Não faço a mínima idéia do que seja,
Mas o fato é que por 300 noites e 300 dias
Eles me perseguiram sem descanso, até você
Chegar e
Luz
Fez-se
Na minha parede
E suas histórias me acordaram feliz,
Afugentando a História outra vez, sim, feliz.”
Gurnemanz me deu um vaso chinês,
Uma bolsa de erva e duas pedras antes de dizer:
“Não se assuste , meu amigo. Não tema.
Duas coisas homem não gosta: tempo e
relógio. Por isso criam museus
Tribunais, serviços sociais, fundações beneficentes;
Por isso criam sindicatos e associações, fan clubes e forrós.
Só assim eles podem dormir sem Valium e sem sonhos.

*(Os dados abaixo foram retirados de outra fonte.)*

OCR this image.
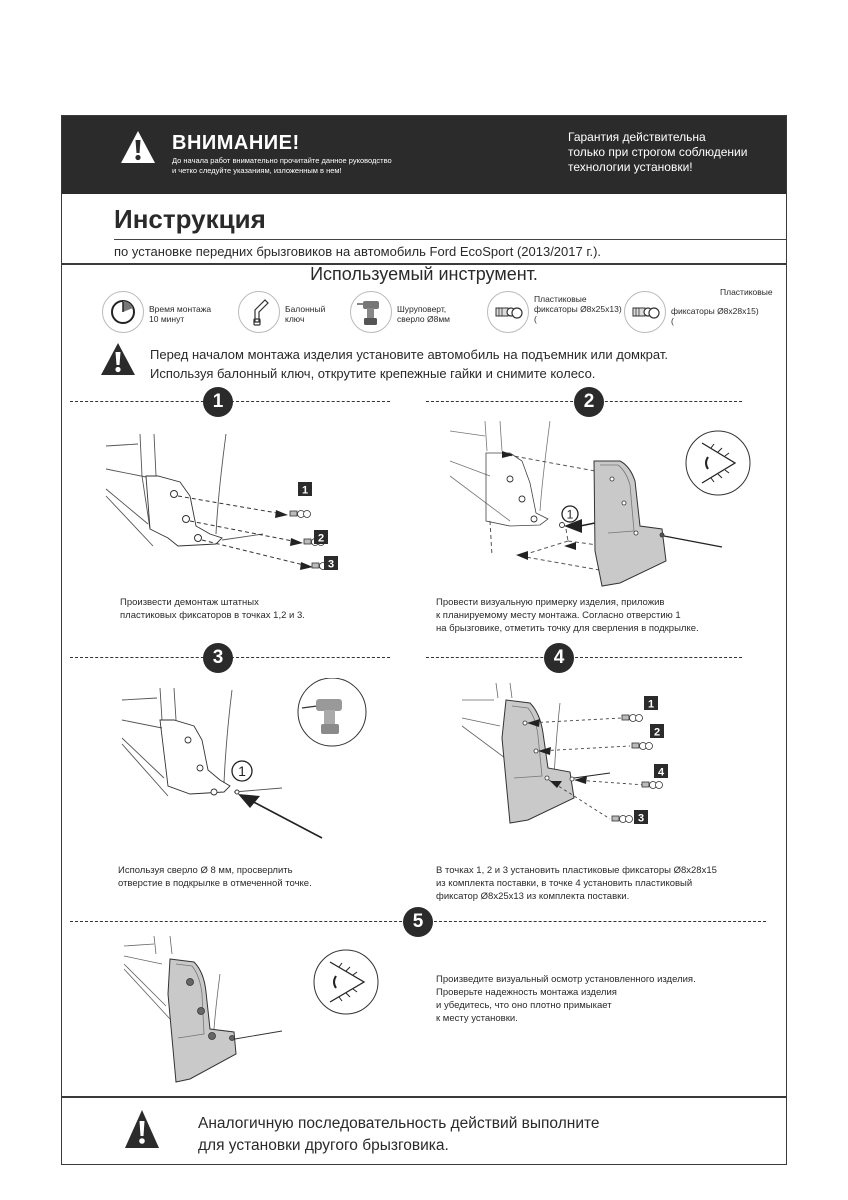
ВНИМАНИЕ!
До начала работ внимательно прочитайте данное руководство
и четко следуйте указаниям, изложенным в нем!
Гарантия действительна
только при строгом соблюдении
технологии установки!
Инструкция
по установке передних брызговиков на автомобиль Ford EcoSport (2013/2017 г.).
Используемый инструмент.
Время монтажа
10 минут
Балонный
ключ
Шуруповерт,
сверло Ø8мм
Пластиковые
фиксаторы Ø8x25x13)
(
Пластиковые
фиксаторы Ø8x28x15)
(
Перед началом монтажа изделия установите автомобиль на подъемник или домкрат.
Используя балонный ключ, открутите крепежные гайки и снимите колесо.
1	2
3	4
5
1
2
3
1
Произвести демонтаж штатных
пластиковых фиксаторов в точках 1,2 и 3.
Провести визуальную примерку изделия, приложив
к планируемому месту монтажа. Согласно отверстию 1
на брызговике, отметить точку для сверления в подкрылке.
1
1
2
4
3
Используя сверло Ø 8 мм, просверлить
отверстие в подкрылке в отмеченной точке.
В точках 1, 2 и 3 установить пластиковые фиксаторы Ø8x28x15
из комплекта поставки, в точке 4 установить пластиковый
фиксатор Ø8x25x13 из комплекта поставки.
Произведите визуальный осмотр установленного изделия.
Проверьте надежность монтажа изделия
и убедитесь, что оно плотно примыкает
к месту установки.
Аналогичную последовательность действий выполните
для установки другого брызговика.
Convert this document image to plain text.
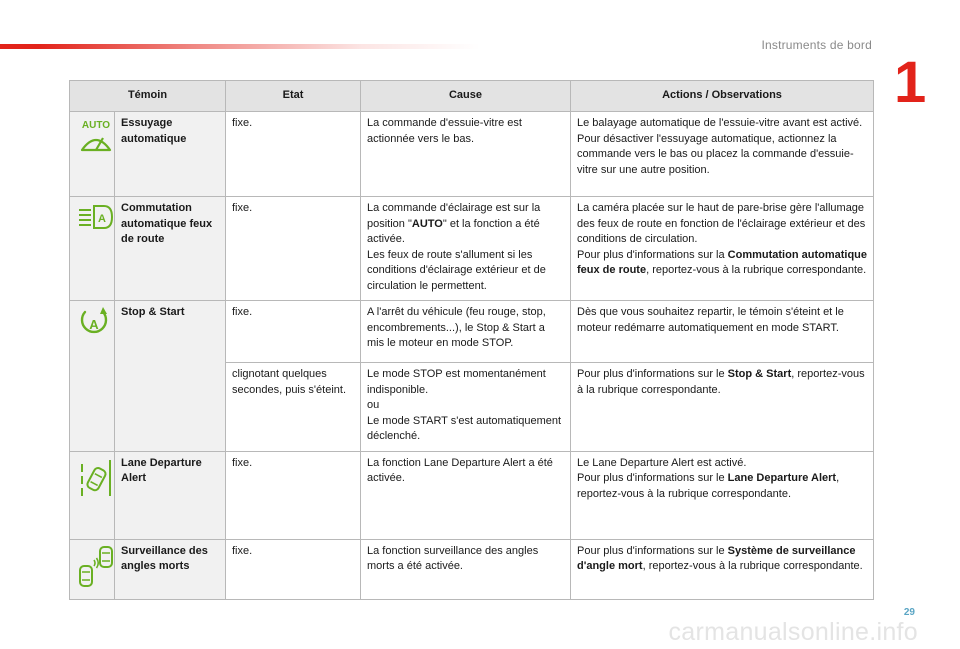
Instruments de bord
1
Témoin		Etat	Cause	Actions / Observations

AUTO	Essuyage automatique	fixe.	La commande d'essuie-vitre est actionnée vers le bas.	Le balayage automatique de l'essuie-vitre avant est activé.
Pour désactiver l'essuyage automatique, actionnez la commande vers le bas ou placez la commande d'essuie-vitre sur une autre position.

A	Commutation automatique feux de route	fixe.	La commande d'éclairage est sur la position "AUTO" et la fonction a été activée.
Les feux de route s'allument si les conditions d'éclairage extérieur et de circulation le permettent.	La caméra placée sur le haut de pare-brise gère l'allumage des feux de route en fonction de l'éclairage extérieur et des conditions de circulation.
Pour plus d'informations sur la Commutation automatique feux de route, reportez-vous à la rubrique correspondante.

A	Stop & Start	fixe.	A l'arrêt du véhicule (feu rouge, stop, encombrements...), le Stop & Start a mis le moteur en mode STOP.	Dès que vous souhaitez repartir, le témoin s'éteint et le moteur redémarre automatiquement en mode START.
		clignotant quelques secondes, puis s'éteint.	Le mode STOP est momentanément indisponible.
ou
Le mode START s'est automatiquement déclenché.	Pour plus d'informations sur le Stop & Start, reportez-vous à la rubrique correspondante.
	Lane Departure Alert	fixe.	La fonction Lane Departure Alert a été activée.	Le Lane Departure Alert est activé.
Pour plus d'informations sur le Lane Departure Alert, reportez-vous à la rubrique correspondante.
	Surveillance des angles morts	fixe.	La fonction surveillance des angles morts a été activée.	Pour plus d'informations sur le Système de surveillance d'angle mort, reportez-vous à la rubrique correspondante.
29
carmanualsonline.info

Portanto meu amigo, não tenha medo
Do canto mais escuro do seu quarto e lá,
Enrolado num cobertor de lã azul,
Tente falar com os anjos.
De que outra forma
Poderíamos aprender a ilusão do milagre e da
Penitência, o vazio do ídolo e do idolatrado,
Decifrar o mistério dos eclipses, mantendo o vento
Frio lá fora, mas ao alcance
De nossa imaginação tão simples e tão arbitraria?”
*NA: Este poema apareceu em versão inglesa em 2003, na publicação “Poetry” , do New England Poetry Club, Cambridge, Massachusetts, EUA, e é parte de um poema longo sobre o ciclo Arturiano. (A presente tradução é do autor). Gurnemanz, uma das vozes do poema, é um dos personagens do ciclo, e foi introduzido por Mallory 1469.